# New record for land in our area



## steve IN (Jan 13, 2010)

Just have to let you all know about a land auction in our community last week. Proves that there is still optimism for some. A 140 acre farm sold for $11,800 an acre. It is an L shaped piece with two wet spots ( some years) and in my opinion fair dirt. Buyer was a local farmer who farms about 6,000 acres and owns most of it. . Had three bidders in the $10,000 plus range then only two at $11.000 plus. Getting alot of people close to retirememnt thinking about goimg earlier.


----------



## rjmoses (Apr 4, 2010)

Send those buyers down here. I'm retiring!

Ralph


----------



## NewBerlinBaler (May 30, 2011)

The LaPorte area is within commuting distance of Chicago - at least the south side of Chicago. Does the land have development potential?
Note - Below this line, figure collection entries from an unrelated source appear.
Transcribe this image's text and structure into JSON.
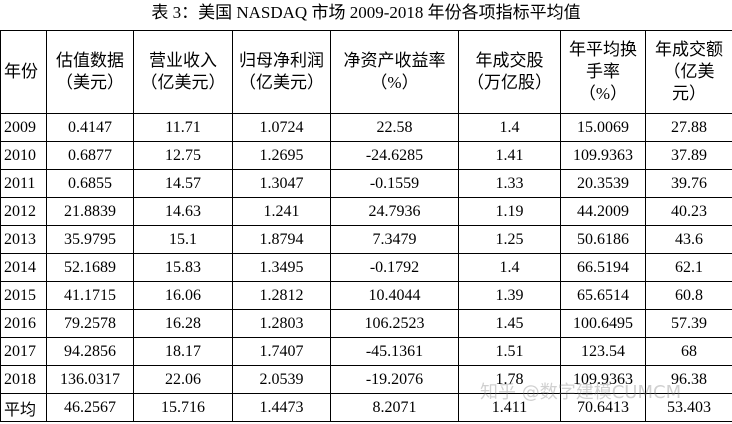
{
  "title": "表 3：美国 NASDAQ 市场 2009-2018 年份各项指标平均值",
  "table": {
    "header": [
      [
        "年份"
      ],
      [
        "估值数据",
        "（美元）"
      ],
      [
        "营业收入",
        "（亿美元）"
      ],
      [
        "归母净利润",
        "（亿美元）"
      ],
      [
        "净资产收益率",
        "（%）"
      ],
      [
        "年成交股",
        "（万亿股）"
      ],
      [
        "年平均换",
        "手率",
        "（%）"
      ],
      [
        "年成交额",
        "（亿美",
        "元）"
      ]
    ],
    "rows": [
      [
        "2009",
        "0.4147",
        "11.71",
        "1.0724",
        "22.58",
        "1.4",
        "15.0069",
        "27.88"
      ],
      [
        "2010",
        "0.6877",
        "12.75",
        "1.2695",
        "-24.6285",
        "1.41",
        "109.9363",
        "37.89"
      ],
      [
        "2011",
        "0.6855",
        "14.57",
        "1.3047",
        "-0.1559",
        "1.33",
        "20.3539",
        "39.76"
      ],
      [
        "2012",
        "21.8839",
        "14.63",
        "1.241",
        "24.7936",
        "1.19",
        "44.2009",
        "40.23"
      ],
      [
        "2013",
        "35.9795",
        "15.1",
        "1.8794",
        "7.3479",
        "1.25",
        "50.6186",
        "43.6"
      ],
      [
        "2014",
        "52.1689",
        "15.83",
        "1.3495",
        "-0.1792",
        "1.4",
        "66.5194",
        "62.1"
      ],
      [
        "2015",
        "41.1715",
        "16.06",
        "1.2812",
        "10.4044",
        "1.39",
        "65.6514",
        "60.8"
      ],
      [
        "2016",
        "79.2578",
        "16.28",
        "1.2803",
        "106.2523",
        "1.45",
        "100.6495",
        "57.39"
      ],
      [
        "2017",
        "94.2856",
        "18.17",
        "1.7407",
        "-45.1361",
        "1.51",
        "123.54",
        "68"
      ],
      [
        "2018",
        "136.0317",
        "22.06",
        "2.0539",
        "-19.2076",
        "1.78",
        "109.9363",
        "96.38"
      ],
      [
        "平均",
        "46.2567",
        "15.716",
        "1.4473",
        "8.2071",
        "1.411",
        "70.6413",
        "53.403"
      ]
    ]
  },
  "watermark": "知乎 @数字建模CUMCM"
}
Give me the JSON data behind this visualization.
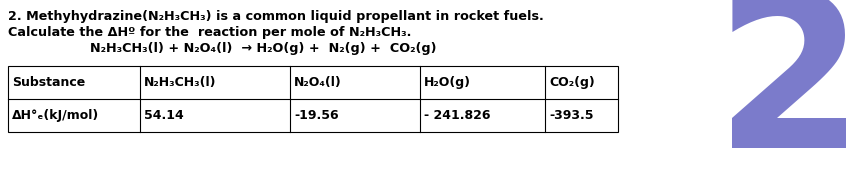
{
  "bg_color": "#ffffff",
  "text_color": "#000000",
  "number_color": "#7b7bcb",
  "line1": "2. Methyhydrazine(N₂H₃CH₃) is a common liquid propellant in rocket fuels.",
  "line2": "Calculate the ΔHº for the  reaction per mole of N₂H₃CH₃.",
  "line3": "N₂H₃CH₃(l) + N₂O₄(l)  → H₂O(g) +  N₂(g) +  CO₂(g)",
  "table_headers": [
    "Substance",
    "N₂H₃CH₃(l)",
    "N₂O₄(l)",
    "H₂O(g)",
    "CO₂(g)"
  ],
  "table_values": [
    "ΔH°ₑ(kJ/mol)",
    "54.14",
    "-19.56",
    "- 241.826",
    "-393.5"
  ],
  "fontsize_text": 9.2,
  "fontsize_table": 9.0,
  "big_number": "2",
  "big_number_fontsize": 155
}
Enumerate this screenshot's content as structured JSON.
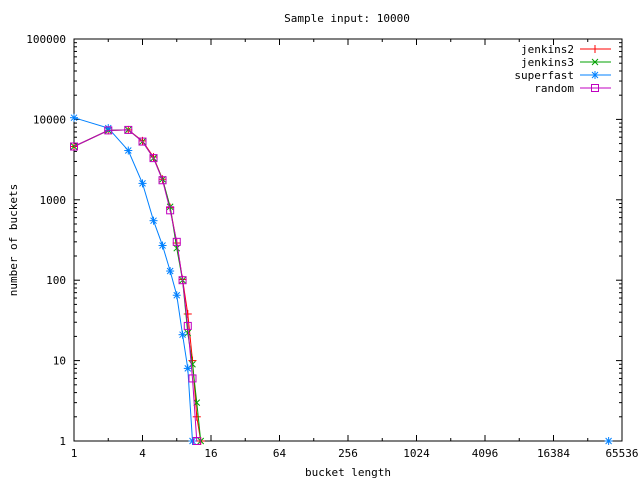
{
  "chart_data": {
    "type": "line",
    "title": "Sample input: 10000",
    "xlabel": "bucket length",
    "ylabel": "number of buckets",
    "x_scale": "log2",
    "y_scale": "log10",
    "xlim": [
      1,
      65536
    ],
    "ylim": [
      1,
      100000
    ],
    "x_ticks": [
      {
        "value": 1,
        "label": "1"
      },
      {
        "value": 4,
        "label": "4"
      },
      {
        "value": 16,
        "label": "16"
      },
      {
        "value": 64,
        "label": "64"
      },
      {
        "value": 256,
        "label": "256"
      },
      {
        "value": 1024,
        "label": "1024"
      },
      {
        "value": 4096,
        "label": "4096"
      },
      {
        "value": 16384,
        "label": "16384"
      },
      {
        "value": 65536,
        "label": "65536"
      }
    ],
    "y_ticks": [
      {
        "value": 1,
        "label": "1"
      },
      {
        "value": 10,
        "label": "10"
      },
      {
        "value": 100,
        "label": "100"
      },
      {
        "value": 1000,
        "label": "1000"
      },
      {
        "value": 10000,
        "label": "10000"
      },
      {
        "value": 100000,
        "label": "100000"
      }
    ],
    "grid": false,
    "legend_position": "top-right",
    "series": [
      {
        "name": "jenkins2",
        "color": "#ff0000",
        "marker": "plus",
        "points": [
          [
            1,
            4600
          ],
          [
            2,
            7300
          ],
          [
            3,
            7400
          ],
          [
            4,
            5400
          ],
          [
            5,
            3400
          ],
          [
            6,
            1800
          ],
          [
            7,
            800
          ],
          [
            8,
            290
          ],
          [
            9,
            102
          ],
          [
            10,
            38
          ],
          [
            11,
            10
          ],
          [
            12,
            2
          ],
          [
            13,
            1
          ]
        ]
      },
      {
        "name": "jenkins3",
        "color": "#00a000",
        "marker": "cross",
        "points": [
          [
            1,
            4600
          ],
          [
            2,
            7300
          ],
          [
            3,
            7400
          ],
          [
            4,
            5300
          ],
          [
            5,
            3300
          ],
          [
            6,
            1800
          ],
          [
            7,
            820
          ],
          [
            8,
            250
          ],
          [
            9,
            100
          ],
          [
            10,
            22
          ],
          [
            11,
            9
          ],
          [
            12,
            3
          ],
          [
            13,
            1
          ]
        ]
      },
      {
        "name": "superfast",
        "color": "#0080ff",
        "marker": "star",
        "points": [
          [
            1,
            10500
          ],
          [
            2,
            7800
          ],
          [
            3,
            4100
          ],
          [
            4,
            1600
          ],
          [
            5,
            550
          ],
          [
            6,
            270
          ],
          [
            7,
            130
          ],
          [
            8,
            65
          ],
          [
            9,
            21
          ],
          [
            10,
            8
          ],
          [
            11,
            1
          ]
        ],
        "outliers": [
          [
            50000,
            1
          ]
        ]
      },
      {
        "name": "random",
        "color": "#c000c0",
        "marker": "square",
        "points": [
          [
            1,
            4600
          ],
          [
            2,
            7300
          ],
          [
            3,
            7400
          ],
          [
            4,
            5300
          ],
          [
            5,
            3300
          ],
          [
            6,
            1750
          ],
          [
            7,
            740
          ],
          [
            8,
            300
          ],
          [
            9,
            100
          ],
          [
            10,
            27
          ],
          [
            11,
            6
          ],
          [
            12,
            1
          ]
        ]
      }
    ]
  }
}
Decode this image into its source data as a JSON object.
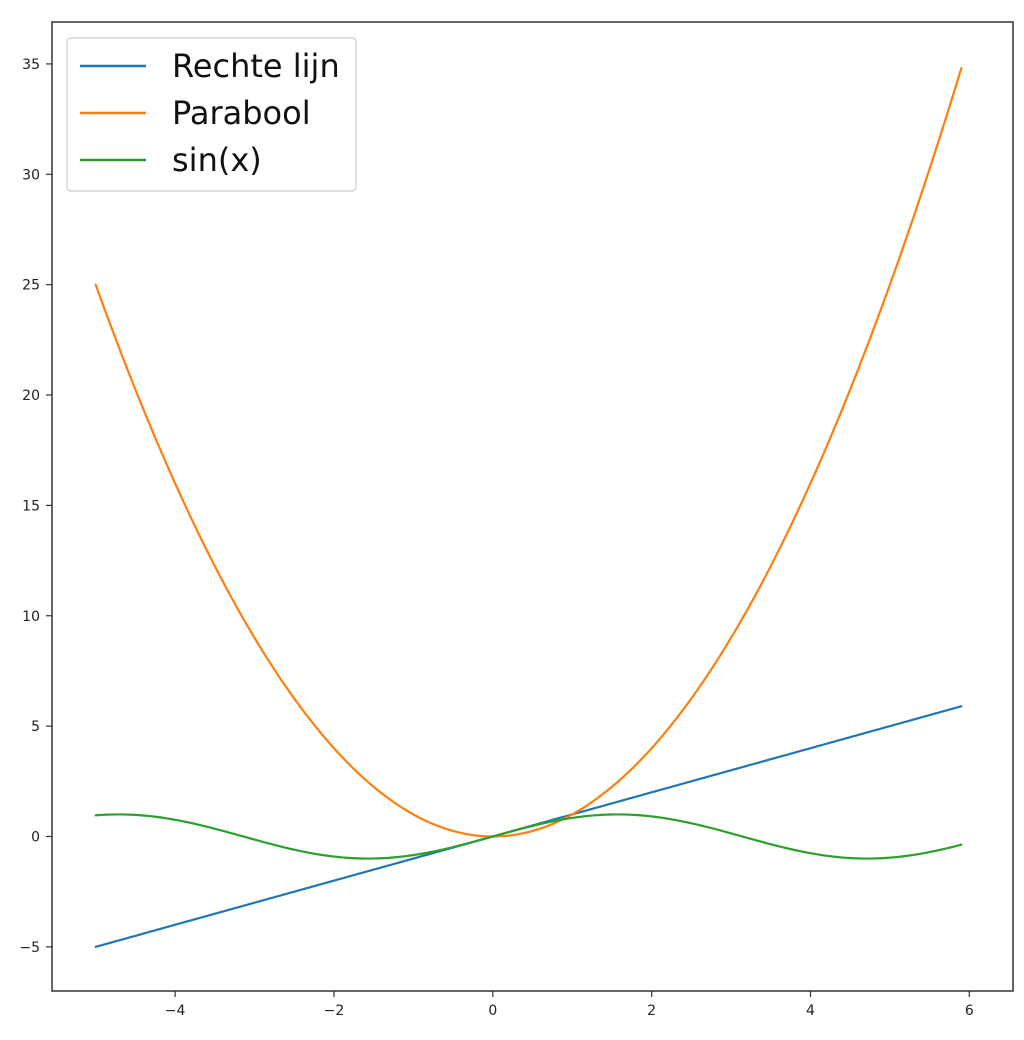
{
  "chart_data": {
    "type": "line",
    "title": "",
    "xlabel": "",
    "ylabel": "",
    "xlim": [
      -5.55,
      6.55
    ],
    "ylim": [
      -7,
      36.9
    ],
    "x_ticks": [
      -4,
      -2,
      0,
      2,
      4,
      6
    ],
    "x_tick_labels": [
      "−4",
      "−2",
      "0",
      "2",
      "4",
      "6"
    ],
    "y_ticks": [
      -5,
      0,
      5,
      10,
      15,
      20,
      25,
      30,
      35
    ],
    "y_tick_labels": [
      "−5",
      "0",
      "5",
      "10",
      "15",
      "20",
      "25",
      "30",
      "35"
    ],
    "grid": false,
    "legend": "top-left",
    "x_range": [
      -5,
      5.9
    ],
    "series": [
      {
        "name": "Rechte lijn",
        "function": "x",
        "color": "#1f77b4",
        "x": [
          -5,
          5.9
        ],
        "y": [
          -5,
          5.9
        ]
      },
      {
        "name": "Parabool",
        "function": "x^2",
        "color": "#ff7f0e",
        "x": [
          -5,
          -4,
          -3,
          -2,
          -1,
          0,
          1,
          2,
          3,
          4,
          5,
          5.9
        ],
        "y": [
          25,
          16,
          9,
          4,
          1,
          0,
          1,
          4,
          9,
          16,
          25,
          34.81
        ]
      },
      {
        "name": "sin(x)",
        "function": "sin(x)",
        "color": "#2ca02c",
        "x": [
          -5,
          -4,
          -3,
          -2,
          -1,
          0,
          1,
          2,
          3,
          4,
          5,
          5.9
        ],
        "y": [
          0.96,
          0.76,
          -0.14,
          -0.91,
          -0.84,
          0,
          0.84,
          0.91,
          0.14,
          -0.76,
          -0.96,
          -0.37
        ]
      }
    ]
  }
}
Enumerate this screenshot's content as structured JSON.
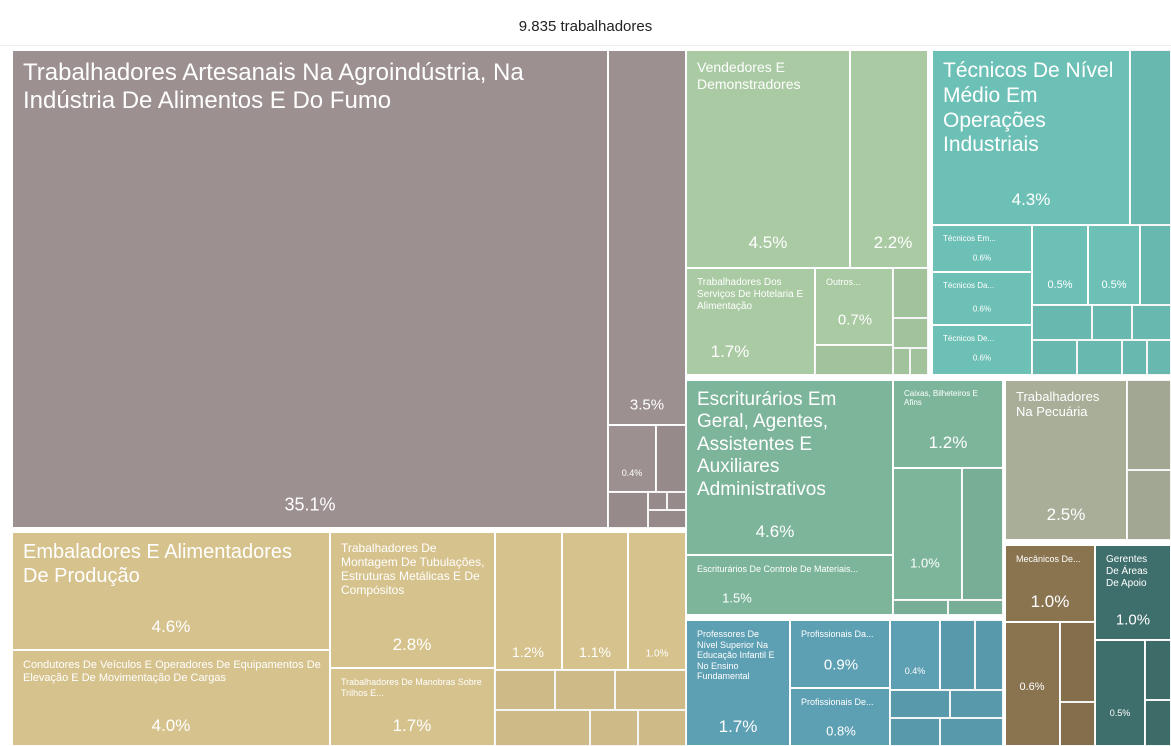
{
  "chart_data": {
    "type": "treemap",
    "title": "9.835 trabalhadores",
    "items": [
      {
        "name": "Trabalhadores Artesanais Na Agroindústria, Na Indústria De Alimentos E Do Fumo",
        "value": 35.1,
        "value_label": "35.1%",
        "color": "#9c9090"
      },
      {
        "value": 3.5,
        "value_label": "3.5%",
        "color": "#9c9090"
      },
      {
        "value": 0.4,
        "value_label": "0.4%",
        "color": "#9c9090"
      },
      {
        "name": "Embaladores E Alimentadores De Produção",
        "value": 4.6,
        "value_label": "4.6%",
        "color": "#d6c28c"
      },
      {
        "name": "Condutores De Veículos E Operadores De Equipamentos De Elevação E De Movimentação De Cargas",
        "value": 4.0,
        "value_label": "4.0%",
        "color": "#d6c28c"
      },
      {
        "name": "Trabalhadores De Montagem De Tubulações, Estruturas Metálicas E De Compósitos",
        "value": 2.8,
        "value_label": "2.8%",
        "color": "#d6c28c"
      },
      {
        "name": "Trabalhadores De Manobras Sobre Trilhos E...",
        "value": 1.7,
        "value_label": "1.7%",
        "color": "#d6c28c"
      },
      {
        "value": 1.2,
        "value_label": "1.2%",
        "color": "#d6c28c"
      },
      {
        "value": 1.1,
        "value_label": "1.1%",
        "color": "#d6c28c"
      },
      {
        "value": 1.0,
        "value_label": "1.0%",
        "color": "#d6c28c"
      },
      {
        "name": "Vendedores E Demonstradores",
        "value": 4.5,
        "value_label": "4.5%",
        "color": "#a9caa2"
      },
      {
        "value": 2.2,
        "value_label": "2.2%",
        "color": "#a9caa2"
      },
      {
        "name": "Trabalhadores Dos Serviços De Hotelaria E Alimentação",
        "value": 1.7,
        "value_label": "1.7%",
        "color": "#a9caa2"
      },
      {
        "name": "Outros...",
        "value": 0.7,
        "value_label": "0.7%",
        "color": "#a9caa2"
      },
      {
        "name": "Técnicos De Nível Médio Em Operações Industriais",
        "value": 4.3,
        "value_label": "4.3%",
        "color": "#6dc0b6"
      },
      {
        "name": "Técnicos Em...",
        "value": 0.6,
        "value_label": "0.6%",
        "color": "#6dc0b6"
      },
      {
        "name": "Técnicos Da...",
        "value": 0.6,
        "value_label": "0.6%",
        "color": "#6dc0b6"
      },
      {
        "name": "Técnicos De...",
        "value": 0.6,
        "value_label": "0.6%",
        "color": "#6dc0b6"
      },
      {
        "value": 0.5,
        "value_label": "0.5%",
        "color": "#6dc0b6"
      },
      {
        "value": 0.5,
        "value_label": "0.5%",
        "color": "#6dc0b6"
      },
      {
        "name": "Escriturários Em Geral, Agentes, Assistentes E Auxiliares Administrativos",
        "value": 4.6,
        "value_label": "4.6%",
        "color": "#7db59b"
      },
      {
        "name": "Escriturários De Controle De Materiais...",
        "value": 1.5,
        "value_label": "1.5%",
        "color": "#7db59b"
      },
      {
        "name": "Caixas, Bilheteiros E Afins",
        "value": 1.2,
        "value_label": "1.2%",
        "color": "#7db59b"
      },
      {
        "value": 1.0,
        "value_label": "1.0%",
        "color": "#7db59b"
      },
      {
        "name": "Trabalhadores Na Pecuária",
        "value": 2.5,
        "value_label": "2.5%",
        "color": "#a8ae98"
      },
      {
        "name": "Professores De Nível Superior Na Educação Infantil E No Ensino Fundamental",
        "value": 1.7,
        "value_label": "1.7%",
        "color": "#5d9fb3"
      },
      {
        "name": "Profissionais Da...",
        "value": 0.9,
        "value_label": "0.9%",
        "color": "#5d9fb3"
      },
      {
        "name": "Profissionais De...",
        "value": 0.8,
        "value_label": "0.8%",
        "color": "#5d9fb3"
      },
      {
        "value": 0.4,
        "value_label": "0.4%",
        "color": "#5d9fb3"
      },
      {
        "name": "Mecânicos De...",
        "value": 1.0,
        "value_label": "1.0%",
        "color": "#8a7450"
      },
      {
        "value": 0.6,
        "value_label": "0.6%",
        "color": "#8a7450"
      },
      {
        "name": "Gerentes De Áreas De Apoio",
        "value": 1.0,
        "value_label": "1.0%",
        "color": "#3f6f6c"
      },
      {
        "value": 0.5,
        "value_label": "0.5%",
        "color": "#3f6f6c"
      }
    ]
  }
}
That can push prices upward.

Gary


----------



## PaMike (Dec 7, 2013)

Man, thats cheap...wish I could buy some land here at that price...


----------



## somedevildawg (Jun 20, 2011)

That's a lot of money for a good sized parcel.....hate to have to write the check, down payment check as well. Course I'm a bit old fashioned, perhaps you don't need skin in the game ifn your tight with the loan officer....but what happens when....Ooops that's another thread


----------



## steve IN (Jan 13, 2010)

Land does have road frontage but that is all. This farmers dad made money whoring off the frontage in the past but he passed a few years ago. LaPorte county isn't doing much development lately. We have a local government that considers business and development a free ATM machine by driving taxes higher.


----------